We board a capsule equipped with rudimentary smelting furnaces, learning how to use a scanner to find minerals and a drill to mine them. Outwardly, the game looks something like Subnautica, but the abundance of flora and the complete absence of fauna and peaceful ambient hint that nothing in Foundry is a danger to us.

Having found first of all ore pockets with xenospherite and technetium – the main basic types of minerals on this planet, with the support of Carl and the tutorial, we slowly begin to master the wisdom of automation, which in essence is no different from similar processes in the same Factorio.

In any case, the principle is the same. Collecting ore with a manual drill – excruciatingly long, and the inventory of the robot is not rubber. You need to build a machine with bots that will develop the pocket while you are doing something else.

But for the machine to work, you need electricity, and at the beginning of the game for these needs is provided only a small, working on biomass generator. You can install it on a special, electricity-conducting foundation. All energy-dependent devices are placed on it to be included in the power grid.

Ore extracted by bots should be processed for further use in a special smelter. And in order not to manually transfer raw materials to the furnace, conveyors should be built and connected to automatic loaders, which, in turn, should be connected to the above installations.

Then you’ll build a large resource store, which will be connected to the smelter by a conveyor belt, and you’ll notice that smelting is much slower than the conveyor belt, and you’ll need at least eight of these furnaces to load the whole thing, and you’ll start to expand. Plus, the demand for resources will grow.

At some point you’ll get tired of crafting complex devices by hand, and you’ll build assembly machines, which you’ll also include in the chain to create already multi-part mechanisms. For example, research packs that can be fed to the server to master a huge branch of technology.

You will explore advanced logistic systems and scenery with which you can already build a base with walls, doors, windows, fittings, moving walkways and street lighting.

Learn to produce steel, create tanks, pipelines and pumps, and build an advanced high voltage power grid created with transmission towers, transformers and industrial generators.

Upgrade your robot by unlocking a mining laser, jetpack and advanced ore scanners. Finally, build greenhouses to grow trees of all kinds for biomass from different biomes, which you’ll have to explore to find improved materials.

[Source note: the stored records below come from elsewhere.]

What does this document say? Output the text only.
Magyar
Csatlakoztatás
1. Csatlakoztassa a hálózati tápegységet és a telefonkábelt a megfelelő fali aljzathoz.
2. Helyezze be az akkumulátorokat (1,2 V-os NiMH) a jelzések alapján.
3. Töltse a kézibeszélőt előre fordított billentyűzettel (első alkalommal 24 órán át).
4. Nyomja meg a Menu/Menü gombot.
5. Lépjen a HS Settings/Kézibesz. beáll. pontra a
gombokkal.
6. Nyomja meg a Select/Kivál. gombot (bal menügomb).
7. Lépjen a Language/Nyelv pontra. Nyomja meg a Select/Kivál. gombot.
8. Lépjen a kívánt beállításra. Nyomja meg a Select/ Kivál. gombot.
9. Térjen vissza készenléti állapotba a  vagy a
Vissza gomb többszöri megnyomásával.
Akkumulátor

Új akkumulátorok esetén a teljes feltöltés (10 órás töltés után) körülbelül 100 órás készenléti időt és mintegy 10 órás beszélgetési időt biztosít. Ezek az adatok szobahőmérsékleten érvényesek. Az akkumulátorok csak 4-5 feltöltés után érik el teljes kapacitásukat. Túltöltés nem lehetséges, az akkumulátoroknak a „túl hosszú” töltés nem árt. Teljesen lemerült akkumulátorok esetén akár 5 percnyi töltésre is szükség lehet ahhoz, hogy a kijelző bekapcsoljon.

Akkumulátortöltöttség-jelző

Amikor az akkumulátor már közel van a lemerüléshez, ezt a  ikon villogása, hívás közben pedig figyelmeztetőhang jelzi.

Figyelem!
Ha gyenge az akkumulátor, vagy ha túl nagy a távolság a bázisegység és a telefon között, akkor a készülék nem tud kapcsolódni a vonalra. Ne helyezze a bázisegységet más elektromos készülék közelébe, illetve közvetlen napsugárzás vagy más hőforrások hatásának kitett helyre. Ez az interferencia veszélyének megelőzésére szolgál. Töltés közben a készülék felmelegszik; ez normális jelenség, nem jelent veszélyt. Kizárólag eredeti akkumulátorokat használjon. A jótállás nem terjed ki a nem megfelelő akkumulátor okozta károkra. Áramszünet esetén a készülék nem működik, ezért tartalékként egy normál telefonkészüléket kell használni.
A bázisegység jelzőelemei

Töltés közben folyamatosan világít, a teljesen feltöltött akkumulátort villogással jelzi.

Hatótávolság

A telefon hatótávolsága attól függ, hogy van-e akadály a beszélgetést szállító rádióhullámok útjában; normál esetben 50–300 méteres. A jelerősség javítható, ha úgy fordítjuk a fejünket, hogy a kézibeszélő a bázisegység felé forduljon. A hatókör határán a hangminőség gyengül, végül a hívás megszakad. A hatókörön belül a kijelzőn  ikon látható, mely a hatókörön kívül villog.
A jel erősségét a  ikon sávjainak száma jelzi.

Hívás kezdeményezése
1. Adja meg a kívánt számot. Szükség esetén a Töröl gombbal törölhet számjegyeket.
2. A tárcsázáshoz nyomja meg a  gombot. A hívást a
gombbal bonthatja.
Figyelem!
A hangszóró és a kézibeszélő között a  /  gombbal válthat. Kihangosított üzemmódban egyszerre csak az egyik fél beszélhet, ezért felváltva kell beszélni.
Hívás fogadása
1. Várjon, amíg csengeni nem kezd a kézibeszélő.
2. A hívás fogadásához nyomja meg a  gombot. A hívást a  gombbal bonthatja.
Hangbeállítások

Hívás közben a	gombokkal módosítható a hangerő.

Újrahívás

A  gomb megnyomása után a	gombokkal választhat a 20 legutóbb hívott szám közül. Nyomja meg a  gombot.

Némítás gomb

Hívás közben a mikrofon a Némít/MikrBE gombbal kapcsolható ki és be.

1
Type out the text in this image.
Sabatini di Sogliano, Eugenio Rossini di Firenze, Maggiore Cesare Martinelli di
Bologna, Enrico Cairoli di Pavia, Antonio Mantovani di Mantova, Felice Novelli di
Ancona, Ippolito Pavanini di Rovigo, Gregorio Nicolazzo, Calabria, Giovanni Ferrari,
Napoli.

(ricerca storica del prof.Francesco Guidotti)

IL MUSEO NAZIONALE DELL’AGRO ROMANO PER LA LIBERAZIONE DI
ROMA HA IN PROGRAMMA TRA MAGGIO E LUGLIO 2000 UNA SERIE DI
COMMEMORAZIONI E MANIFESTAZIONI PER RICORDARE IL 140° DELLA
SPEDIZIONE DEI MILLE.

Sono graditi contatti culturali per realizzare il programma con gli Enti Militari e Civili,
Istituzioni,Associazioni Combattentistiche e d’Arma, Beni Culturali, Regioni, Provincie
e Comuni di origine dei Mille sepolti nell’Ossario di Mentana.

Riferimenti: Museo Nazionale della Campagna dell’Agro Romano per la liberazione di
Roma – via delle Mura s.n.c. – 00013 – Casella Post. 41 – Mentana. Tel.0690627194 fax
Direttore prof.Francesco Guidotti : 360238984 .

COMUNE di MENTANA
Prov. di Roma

You’ll have escalators, underground drills and elevators, chemical processing machines, aolumite fuel extractors and energy cell constructors, and various drones for repair and construction work. And gradually, gradually, your landing zone, which has time to turn into a desert due to active deforestation, will be transformed into a large-scale and very complex automated city-plant, multi-level, and with mines.


In Early Access Foundry provides players with a very extensive toolkit. Even playing in co-op with friends, you’ll spend dozens of hours to think through and set up advanced production chains, and then another hundred hours to make it all look beautiful.

Despite the fact that Foundry does not stand out from the loud similar projects, at first glance it is a very solid and interesting constructor, friendly to newcomers and peaceful in its nature.